Facebook-Seite zur Unterstützung von Deniz Yücel

Deniz Yücel, der Türkei-Korrespondent der Tageszeitung „Die Welt“ befindet sich in der Türkei in Polizeigewahrsam. Ihm wird die Mitgliedschaft in einer terroristischen Organisation vorgeworfen.
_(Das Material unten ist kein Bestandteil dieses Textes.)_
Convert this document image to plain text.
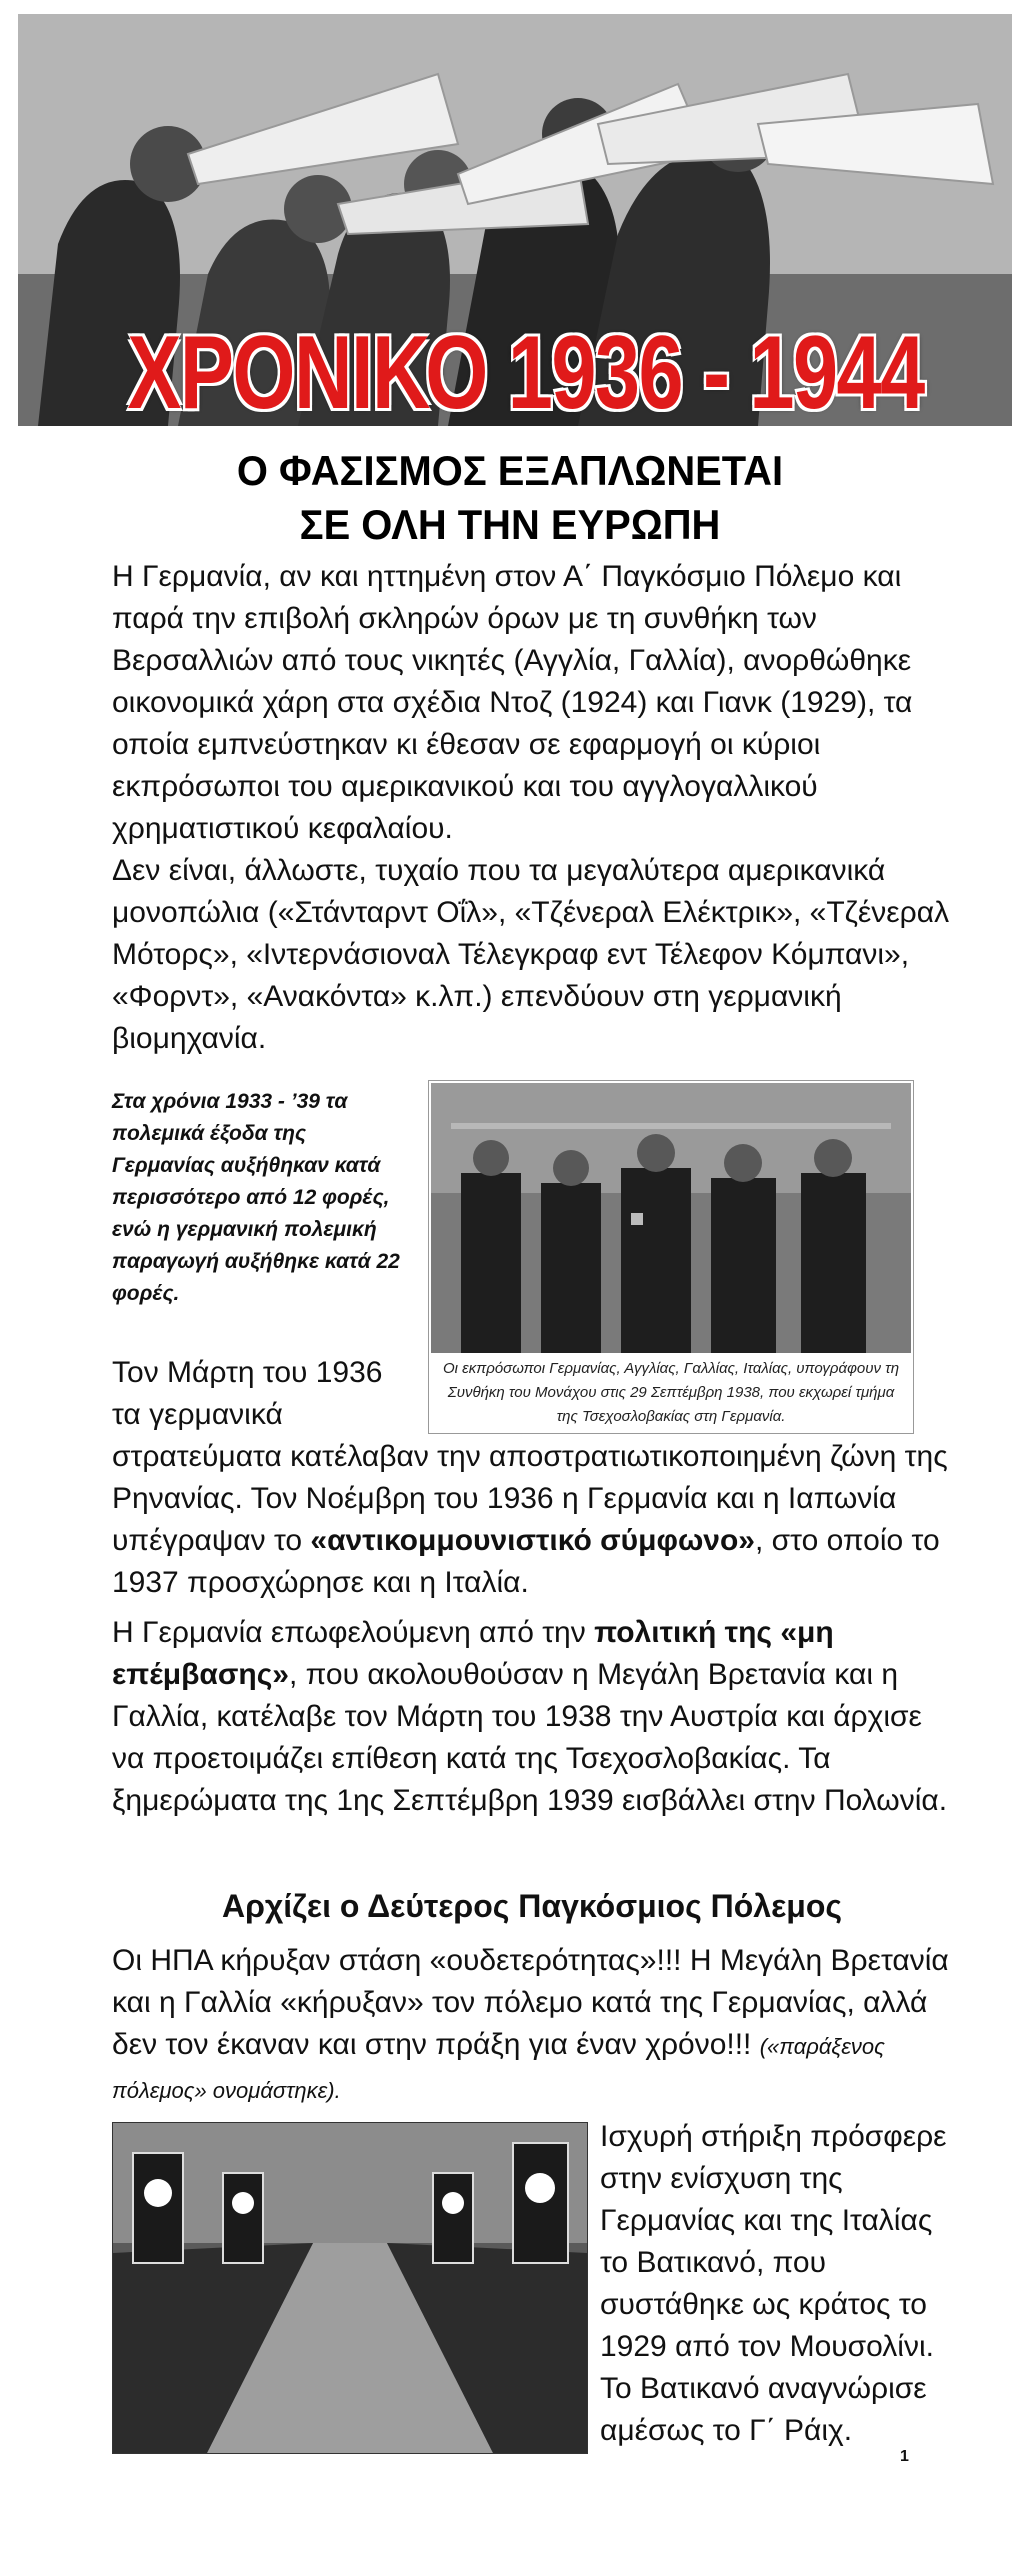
ΧΡΟΝΙΚΟ 1936 - 1944
Ο ΦΑΣΙΣΜΟΣ ΕΞΑΠΛΩΝΕΤΑΙ
ΣΕ ΟΛΗ ΤΗΝ ΕΥΡΩΠΗ

Η Γερμανία, αν και ηττημένη στον Α΄ Παγκόσμιο Πόλεμο και παρά την επιβολή σκληρών όρων με τη συνθήκη των Βερσαλλιών από τους νικητές (Αγγλία, Γαλλία), ανορθώθηκε οικονομικά χάρη στα σχέδια Ντοζ (1924) και Γιανκ (1929), τα οποία εμπνεύστηκαν κι έθεσαν σε εφαρμογή οι κύριοι εκπρόσωποι του αμερικανικού και του αγγλογαλλικού χρηματιστικού κεφαλαίου.

Δεν είναι, άλλωστε, τυχαίο που τα μεγαλύτερα αμερικανικά μονοπώλια («Στάνταρντ Οΐλ», «Τζένεραλ Ελέκτρικ», «Τζένεραλ Μότορς», «Ιντερνάσιοναλ Τέλεγκραφ εντ Τέλεφον Κόμπανι», «Φορντ», «Ανακόντα» κ.λπ.) επενδύουν στη γερμανική βιομηχανία.

Στα χρόνια 1933 - ’39 τα πολεμικά έξοδα της Γερμανίας αυξήθηκαν κατά περισσότερο από 12 φορές, ενώ η γερμανική πολεμική παραγωγή αυξήθηκε κατά 22 φορές.

Οι εκπρόσωποι Γερμανίας, Αγγλίας, Γαλλίας, Ιταλίας, υπογράφουν τη Συνθήκη του Μονάχου στις 29 Σεπτέμβρη 1938, που εκχωρεί τμήμα της Τσεχοσλοβακίας στη Γερμανία.

Τον Μάρτη του 1936 τα γερμανικά

στρατεύματα κατέλαβαν την αποστρατιωτικοποιημένη ζώνη της Ρηνανίας. Τον Νοέμβρη του 1936 η Γερμανία και η Ιαπωνία υπέγραψαν το «αντικομμουνιστικό σύμφωνο», στο οποίο το 1937 προσχώρησε και η Ιταλία.

Η Γερμανία επωφελούμενη από την πολιτική της «μη επέμβασης», που ακολουθούσαν η Μεγάλη Βρετανία και η Γαλλία, κατέλαβε τον Μάρτη του 1938 την Αυστρία και άρχισε να προετοιμάζει επίθεση κατά της Τσεχοσλοβακίας. Τα ξημερώματα της 1ης Σεπτέμβρη 1939 εισβάλλει στην Πολωνία.

Αρχίζει ο Δεύτερος Παγκόσμιος Πόλεμος

Οι ΗΠΑ κήρυξαν στάση «ουδετερότητας»!!! Η Μεγάλη Βρετανία και η Γαλλία «κήρυξαν» τον πόλεμο κατά της Γερμανίας, αλλά δεν τον έκαναν και στην πράξη για έναν χρόνο!!! («παράξενος πόλεμος» ονομάστηκε).

Ισχυρή στήριξη πρόσφερε στην ενίσχυση της Γερμανίας και της Ιταλίας το Βατικανό, που συστάθηκε ως κράτος το 1929 από τον Μουσολίνι. Το Βατικανό αναγνώρισε αμέσως το Γ΄ Ράιχ.

1
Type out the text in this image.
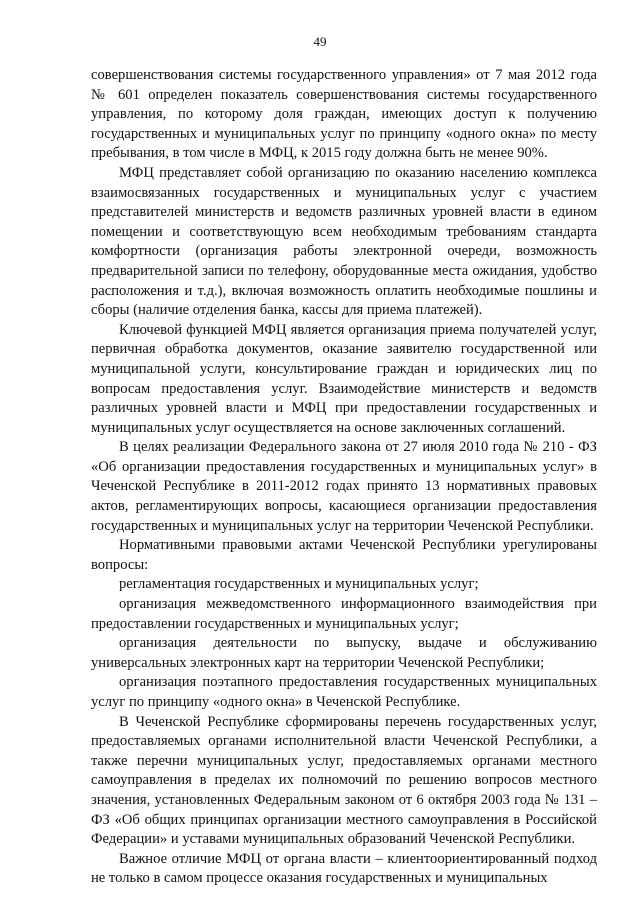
49

совершенствования системы государственного управления» от 7 мая 2012 года № 601 определен показатель совершенствования системы государственного управления, по которому доля граждан, имеющих доступ к получению государственных и муниципальных услуг по принципу «одного окна» по месту пребывания, в том числе в МФЦ, к 2015 году должна быть не менее 90%.

МФЦ представляет собой организацию по оказанию населению комплекса взаимосвязанных государственных и муниципальных услуг с участием представителей министерств и ведомств различных уровней власти в едином помещении и соответствующую всем необходимым требованиям стандарта комфортности (организация работы электронной очереди, возможность предварительной записи по телефону, оборудованные места ожидания, удобство расположения и т.д.), включая возможность оплатить необходимые пошлины и сборы (наличие отделения банка, кассы для приема платежей).

Ключевой функцией МФЦ является организация приема получателей услуг, первичная обработка документов, оказание заявителю государственной или муниципальной услуги, консультирование граждан и юридических лиц по вопросам предоставления услуг. Взаимодействие министерств и ведомств различных уровней власти и МФЦ при предоставлении государственных и муниципальных услуг осуществляется на основе заключенных соглашений.

В целях реализации Федерального закона от 27 июля 2010 года № 210 - ФЗ «Об организации предоставления государственных и муниципальных услуг» в Чеченской Республике в 2011-2012 годах принято 13 нормативных правовых актов, регламентирующих вопросы, касающиеся организации предоставления государственных и муниципальных услуг на территории Чеченской Республики.

Нормативными правовыми актами Чеченской Республики урегулированы вопросы:

регламентация государственных и муниципальных услуг;

организация межведомственного информационного взаимодействия при предоставлении государственных и муниципальных услуг;

организация деятельности по выпуску, выдаче и обслуживанию универсальных электронных карт на территории Чеченской Республики;

организация поэтапного предоставления государственных муниципальных услуг по принципу «одного окна» в Чеченской Республике.

В Чеченской Республике сформированы перечень государственных услуг, предоставляемых органами исполнительной власти Чеченской Республики, а также перечни муниципальных услуг, предоставляемых органами местного самоуправления в пределах их полномочий по решению вопросов местного значения, установленных Федеральным законом от 6 октября 2003 года № 131 – ФЗ «Об общих принципах организации местного самоуправления в Российской Федерации» и уставами муниципальных образований Чеченской Республики.

Важное отличие МФЦ от органа власти – клиентоориентированный подход не только в самом процессе оказания государственных и муниципальных
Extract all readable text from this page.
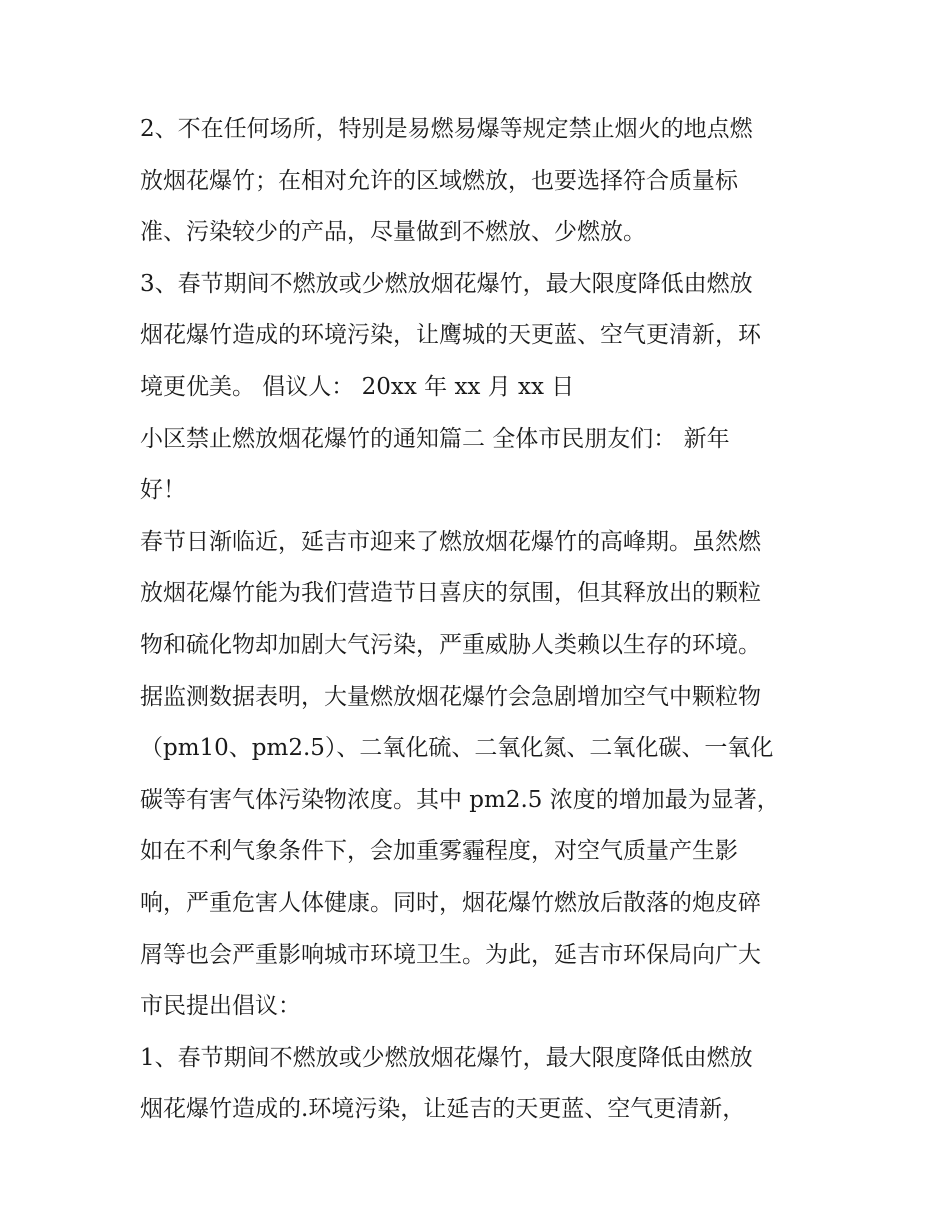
2、不在任何场所，特别是易燃易爆等规定禁止烟火的地点燃
放烟花爆竹；在相对允许的区域燃放，也要选择符合质量标
准、污染较少的产品，尽量做到不燃放、少燃放。
3、春节期间不燃放或少燃放烟花爆竹，最大限度降低由燃放
烟花爆竹造成的环境污染，让鹰城的天更蓝、空气更清新，环
境更优美。 倡议人： 20xx 年 xx 月 xx 日
小区禁止燃放烟花爆竹的通知篇二 全体市民朋友们： 新年
好！
春节日渐临近，延吉市迎来了燃放烟花爆竹的高峰期。虽然燃
放烟花爆竹能为我们营造节日喜庆的氛围，但其释放出的颗粒
物和硫化物却加剧大气污染，严重威胁人类赖以生存的环境。
据监测数据表明，大量燃放烟花爆竹会急剧增加空气中颗粒物
（pm10、pm2.5）、二氧化硫、二氧化氮、二氧化碳、一氧化
碳等有害气体污染物浓度。其中 pm2.5 浓度的增加最为显著，
如在不利气象条件下，会加重雾霾程度，对空气质量产生影
响，严重危害人体健康。同时，烟花爆竹燃放后散落的炮皮碎
屑等也会严重影响城市环境卫生。为此，延吉市环保局向广大
市民提出倡议：
1、春节期间不燃放或少燃放烟花爆竹，最大限度降低由燃放
烟花爆竹造成的.环境污染，让延吉的天更蓝、空气更清新，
Yücel hatte über E-Mails von Berat Albayrak, dem Energieminister und Schwiegersohn des Staatspräsidenten Recep Tayyip Erdoğan, geschrieben, die eine türkische Hackergruppe verschiedenen Medien zugespielt hat.  In einer Demokratie kein Problem, in einem Land wie der Türkei, das auf dem Weg in die Diktatur ist,  ein Grund auch einen deutschen Journalisten festzunehmen. Yücel teilt damit das Schicksal hunderte Journalisten, die in türkischen Gefängnissen sitzen, verfolgt werden oder nicht mehr arbeiten dürfen.  Deniz Yücel und all die anderen verfolgten Journalisten und Journalistinnen müssen frei gelassen werden. Sie müssen ihre Arbeit in der Türkei wieder machen können. Ohne Pressefreiheit gibt es keine Demokratie.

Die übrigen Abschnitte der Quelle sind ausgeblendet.